Para complicar o cenário, oficiais-generais das três Forças têm ojeriza ao ora líder da corrida eleitoral, Luiz Inácio Lula da Silva (PT) e não viram emergir uma terceira via viável. Se um episódio como o do tuíte de 2018 ou uma ruptura pareçam distantes, não é imaginária a má vontade fardada com o ex-presidente.
Isolado, o Judiciário está na defensiva, apesar de reuniões aqui e ali para tentar mostrar normalidade.
A live de Bolsonaro nesta quinta-feira (5) acabou de desenhar o golpe dos sonhos do presidente.
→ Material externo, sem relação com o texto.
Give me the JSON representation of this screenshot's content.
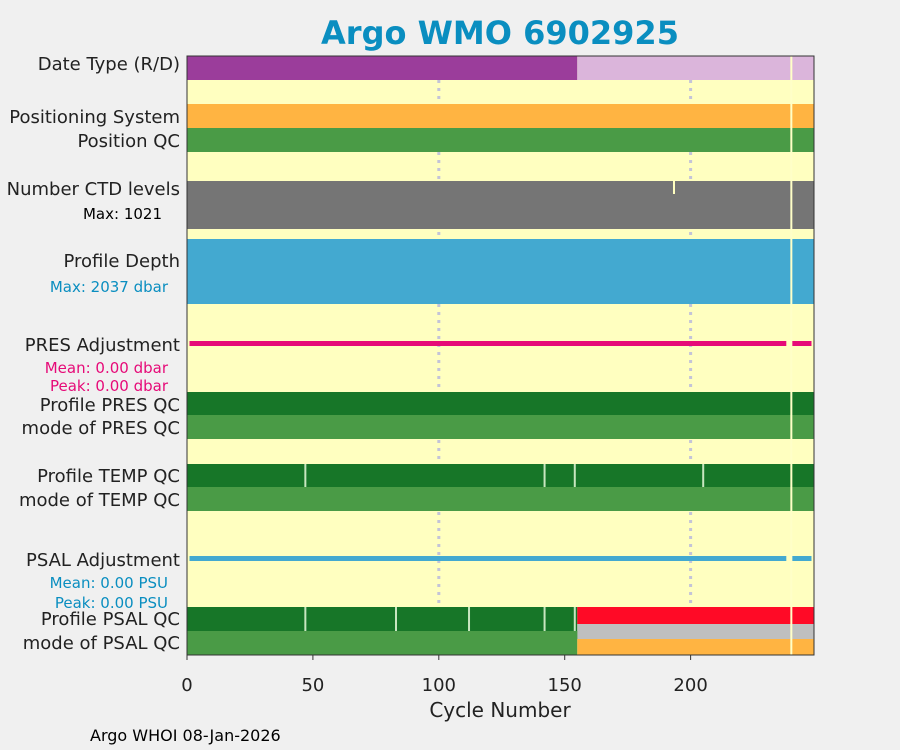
{
  "chart_data": {
    "type": "table",
    "title": "Argo WMO 6902925",
    "xlabel": "Cycle Number",
    "xlim": [
      0,
      249
    ],
    "xticks": [
      0,
      50,
      100,
      150,
      200
    ],
    "gridlines_x": [
      100,
      200
    ],
    "footer": "Argo WHOI 08-Jan-2026",
    "colors": {
      "background": "#ffffc0",
      "realtime": "#9b3d9b",
      "delayed": "#dbb5db",
      "orange": "#ffb442",
      "qc_good": "#4a9b46",
      "qc_dark": "#177628",
      "ctd": "#757575",
      "depth": "#43a9d0",
      "pres_adj": "#e60a78",
      "psal_adj": "#43a9d0",
      "bad": "#ff0a26",
      "grey": "#bfbfbf",
      "title": "#0a8ec0",
      "pres_text": "#e60a78",
      "psal_text": "#0a8ec0"
    },
    "rows": {
      "date_type": {
        "label": "Date Type (R/D)",
        "segments": [
          {
            "start": 0,
            "end": 155,
            "value": "R"
          },
          {
            "start": 155,
            "end": 249,
            "value": "D"
          }
        ]
      },
      "positioning_system": {
        "label": "Positioning System",
        "value": "GPS",
        "range": [
          0,
          249
        ]
      },
      "position_qc": {
        "label": "Position QC",
        "value": "1",
        "range": [
          0,
          249
        ]
      },
      "ctd_levels": {
        "label": "Number CTD levels",
        "max_text": "Max: 1021",
        "max": 1021,
        "typical": 1000,
        "dip_cycle": 193
      },
      "profile_depth": {
        "label": "Profile Depth",
        "max_text": "Max: 2037 dbar",
        "max": 2037,
        "typical": 2000
      },
      "pres_adjustment": {
        "label": "PRES Adjustment",
        "mean_text": "Mean: 0.00 dbar",
        "peak_text": "Peak: 0.00 dbar",
        "mean": 0.0,
        "peak": 0.0,
        "range": [
          1,
          248
        ],
        "missing_cycles": [
          238,
          239
        ]
      },
      "profile_pres_qc": {
        "label": "Profile PRES QC",
        "value": "A",
        "range": [
          0,
          249
        ]
      },
      "mode_pres_qc": {
        "label": "mode of PRES QC",
        "value": "1",
        "range": [
          0,
          249
        ]
      },
      "profile_temp_qc": {
        "label": "Profile TEMP QC",
        "value": "A",
        "range": [
          0,
          249
        ],
        "missing_cycles": [
          47,
          142,
          154,
          205
        ]
      },
      "mode_temp_qc": {
        "label": "mode of TEMP QC",
        "value": "1",
        "range": [
          0,
          249
        ]
      },
      "psal_adjustment": {
        "label": "PSAL Adjustment",
        "mean_text": "Mean: 0.00 PSU",
        "peak_text": "Peak: 0.00 PSU",
        "mean": 0.0,
        "peak": 0.0,
        "range": [
          1,
          248
        ],
        "missing_cycles": [
          238,
          239
        ]
      },
      "profile_psal_qc": {
        "label": "Profile PSAL QC",
        "segments": [
          {
            "start": 0,
            "end": 155,
            "value": "A"
          },
          {
            "start": 155,
            "end": 249,
            "value": "F"
          }
        ],
        "missing_cycles": [
          47,
          83,
          112,
          142,
          154
        ]
      },
      "mode_psal_qc": {
        "label": "mode of PSAL QC",
        "segments": [
          {
            "start": 0,
            "end": 155,
            "value": "1"
          },
          {
            "start": 155,
            "end": 249,
            "value": "4/3"
          }
        ]
      }
    },
    "gap_cycle": 240
  }
}
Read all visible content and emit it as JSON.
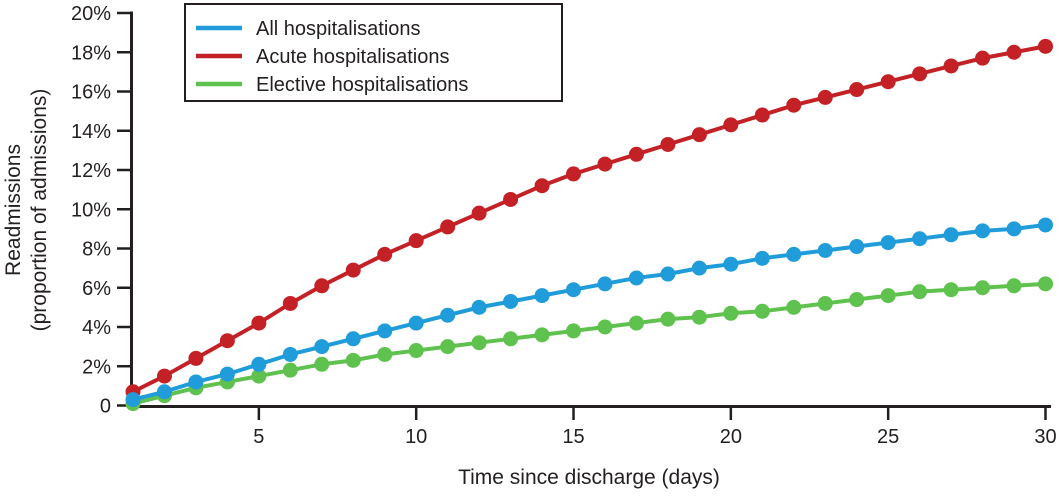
{
  "chart_data": {
    "type": "line",
    "marker": "circle",
    "grid": false,
    "legend_position": "top-left",
    "xlabel": "Time since discharge (days)",
    "ylabel": "Readmissions (proportion of admissions)",
    "y_axis_title_lines": [
      "Readmissions",
      "(proportion of admissions)"
    ],
    "xlim": [
      1,
      30
    ],
    "ylim": [
      0,
      20
    ],
    "x_ticks": [
      5,
      10,
      15,
      20,
      25,
      30
    ],
    "y_ticks": [
      {
        "value": 0,
        "label": "0"
      },
      {
        "value": 2,
        "label": "2%"
      },
      {
        "value": 4,
        "label": "4%"
      },
      {
        "value": 6,
        "label": "6%"
      },
      {
        "value": 8,
        "label": "8%"
      },
      {
        "value": 10,
        "label": "10%"
      },
      {
        "value": 12,
        "label": "12%"
      },
      {
        "value": 14,
        "label": "14%"
      },
      {
        "value": 16,
        "label": "16%"
      },
      {
        "value": 18,
        "label": "18%"
      },
      {
        "value": 20,
        "label": "20%"
      }
    ],
    "x": [
      1,
      2,
      3,
      4,
      5,
      6,
      7,
      8,
      9,
      10,
      11,
      12,
      13,
      14,
      15,
      16,
      17,
      18,
      19,
      20,
      21,
      22,
      23,
      24,
      25,
      26,
      27,
      28,
      29,
      30
    ],
    "series": [
      {
        "name": "All hospitalisations",
        "color": "#1f9cd9",
        "values": [
          0.3,
          0.7,
          1.2,
          1.6,
          2.1,
          2.6,
          3.0,
          3.4,
          3.8,
          4.2,
          4.6,
          5.0,
          5.3,
          5.6,
          5.9,
          6.2,
          6.5,
          6.7,
          7.0,
          7.2,
          7.5,
          7.7,
          7.9,
          8.1,
          8.3,
          8.5,
          8.7,
          8.9,
          9.0,
          9.2
        ]
      },
      {
        "name": "Acute hospitalisations",
        "color": "#c42127",
        "values": [
          0.7,
          1.5,
          2.4,
          3.3,
          4.2,
          5.2,
          6.1,
          6.9,
          7.7,
          8.4,
          9.1,
          9.8,
          10.5,
          11.2,
          11.8,
          12.3,
          12.8,
          13.3,
          13.8,
          14.3,
          14.8,
          15.3,
          15.7,
          16.1,
          16.5,
          16.9,
          17.3,
          17.7,
          18.0,
          18.3
        ]
      },
      {
        "name": "Elective hospitalisations",
        "color": "#5fc14e",
        "values": [
          0.1,
          0.5,
          0.9,
          1.2,
          1.5,
          1.8,
          2.1,
          2.3,
          2.6,
          2.8,
          3.0,
          3.2,
          3.4,
          3.6,
          3.8,
          4.0,
          4.2,
          4.4,
          4.5,
          4.7,
          4.8,
          5.0,
          5.2,
          5.4,
          5.6,
          5.8,
          5.9,
          6.0,
          6.1,
          6.2
        ]
      }
    ]
  }
}
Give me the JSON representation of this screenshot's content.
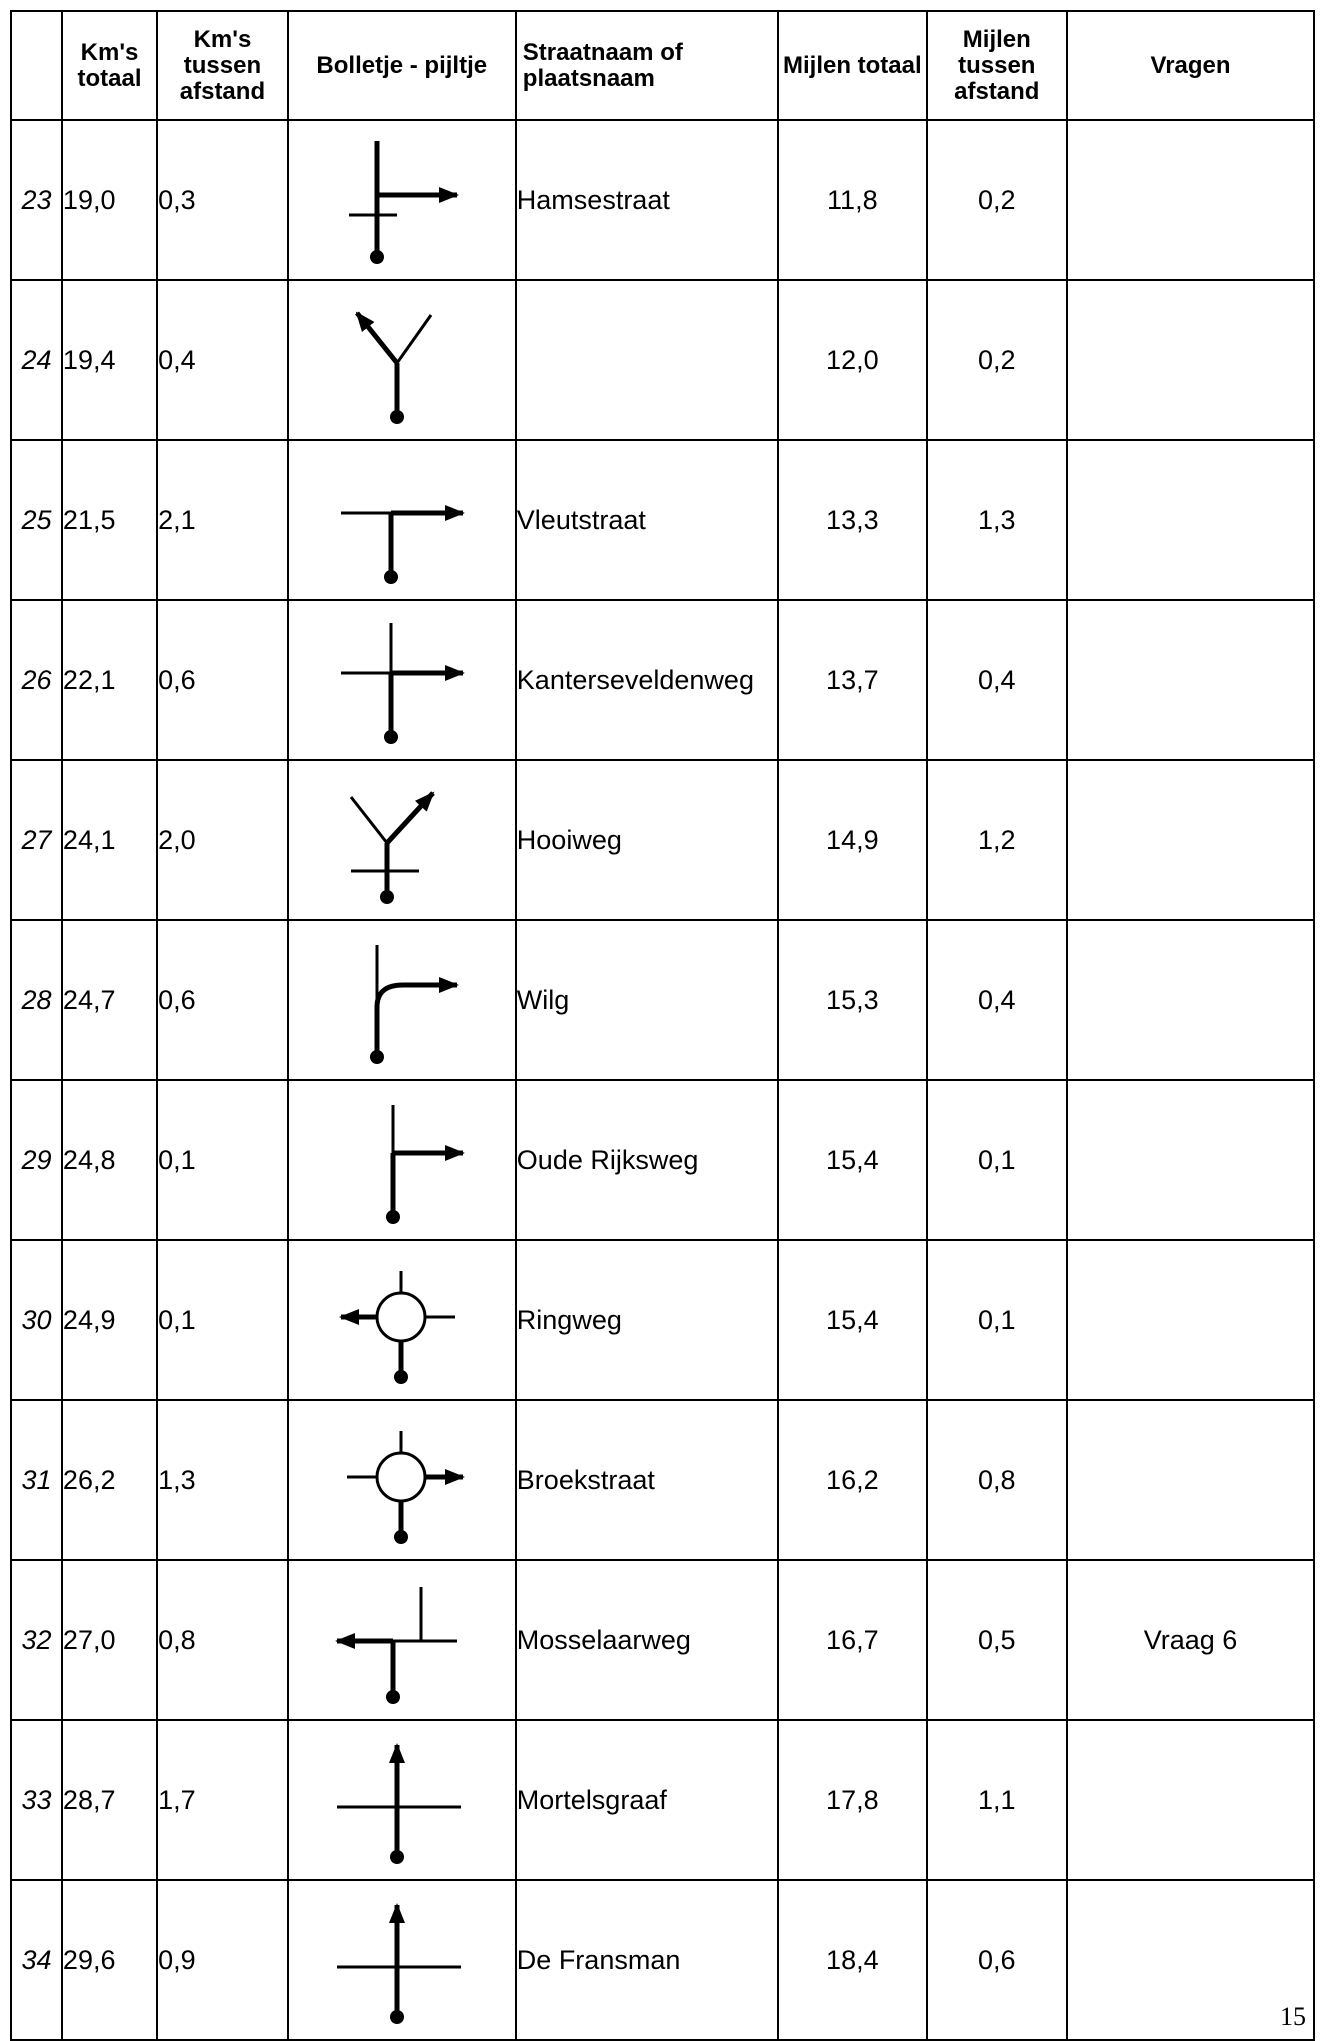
{
  "headers": {
    "num": "",
    "km_total": "Km's totaal",
    "km_between": "Km's tussen afstand",
    "symbol": "Bolletje - pijltje",
    "street": "Straatnaam of plaatsnaam",
    "mi_total": "Mijlen totaal",
    "mi_between": "Mijlen tussen afstand",
    "questions": "Vragen"
  },
  "rows": [
    {
      "num": "23",
      "km_total": "19,0",
      "km_between": "0,3",
      "icon": "junction-right-crossing-icon",
      "street": "Hamsestraat",
      "mi_total": "11,8",
      "mi_between": "0,2",
      "question": ""
    },
    {
      "num": "24",
      "km_total": "19,4",
      "km_between": "0,4",
      "icon": "fork-left-icon",
      "street": "",
      "mi_total": "12,0",
      "mi_between": "0,2",
      "question": ""
    },
    {
      "num": "25",
      "km_total": "21,5",
      "km_between": "2,1",
      "icon": "t-junction-right-icon",
      "street": "Vleutstraat",
      "mi_total": "13,3",
      "mi_between": "1,3",
      "question": ""
    },
    {
      "num": "26",
      "km_total": "22,1",
      "km_between": "0,6",
      "icon": "crossroads-right-icon",
      "street": "Kanterseveldenweg",
      "mi_total": "13,7",
      "mi_between": "0,4",
      "question": ""
    },
    {
      "num": "27",
      "km_total": "24,1",
      "km_between": "2,0",
      "icon": "fork-right-crossing-icon",
      "street": "Hooiweg",
      "mi_total": "14,9",
      "mi_between": "1,2",
      "question": ""
    },
    {
      "num": "28",
      "km_total": "24,7",
      "km_between": "0,6",
      "icon": "curve-right-icon",
      "street": "Wilg",
      "mi_total": "15,3",
      "mi_between": "0,4",
      "question": ""
    },
    {
      "num": "29",
      "km_total": "24,8",
      "km_between": "0,1",
      "icon": "turn-right-icon",
      "street": "Oude Rijksweg",
      "mi_total": "15,4",
      "mi_between": "0,1",
      "question": ""
    },
    {
      "num": "30",
      "km_total": "24,9",
      "km_between": "0,1",
      "icon": "roundabout-left-icon",
      "street": "Ringweg",
      "mi_total": "15,4",
      "mi_between": "0,1",
      "question": ""
    },
    {
      "num": "31",
      "km_total": "26,2",
      "km_between": "1,3",
      "icon": "roundabout-right-icon",
      "street": "Broekstraat",
      "mi_total": "16,2",
      "mi_between": "0,8",
      "question": ""
    },
    {
      "num": "32",
      "km_total": "27,0",
      "km_between": "0,8",
      "icon": "staggered-left-icon",
      "street": "Mosselaarweg",
      "mi_total": "16,7",
      "mi_between": "0,5",
      "question": "Vraag 6"
    },
    {
      "num": "33",
      "km_total": "28,7",
      "km_between": "1,7",
      "icon": "straight-crossroads-icon",
      "street": "Mortelsgraaf",
      "mi_total": "17,8",
      "mi_between": "1,1",
      "question": ""
    },
    {
      "num": "34",
      "km_total": "29,6",
      "km_between": "0,9",
      "icon": "straight-crossroads-icon",
      "street": "De Fransman",
      "mi_total": "18,4",
      "mi_between": "0,6",
      "question": ""
    }
  ],
  "page_number": "15"
}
Ele disse que seu partido, o PL, irá contratar uma auditoria externa para, em talvez 40 dias, dizer se as urnas eletrônicas são seguras.
Isso é uma afronta bizarra ao edifício da eleição, não menos porque dinheiro público será usado para tal empreitada, numa semana que começou com o presidente em atos contra o Supremo.
É evidente que a espuma servirá para deixar as redes sociais alertas e, assim como caso das “provas” (aspas compulsórias) de que Bolsonaro teria ganho no primeiro turno de 2018 que nunca foram mostradas, quando ela espraiar não haverá substância alguma.
Chama a atenção a presença ativa do centrão no processo, também. Assim como os militares, a relação de cooptação com o presidente sempre foi de duas mãos. PL, PP e afins sempre trataram a ocupação do governo e a transferência do real poder para o esquema de emendas opacas em curso como uma vitória final.
Afinal, ganhe Bolsonaro ou Lula, diz o ditado, o centrão estará com o vencedor ao fim.
Mas a associação direta com um arranjo que como consequência última pode significar a impugnação dos votos dos seus próprios membros só insinua duas coisas: participação num esquema golpista ou a crença de que é só barulho eleitoral inócuo.
Nenhuma das duas opções é aceitável, institucionalmente. Usando o roteiro deixado por seu ídolo Donald Trump na invasão do Capitólio de 2021, Bolsonaro pode não conseguir dar um golpe por falta de capacidade operacional, mas a crise está garantida.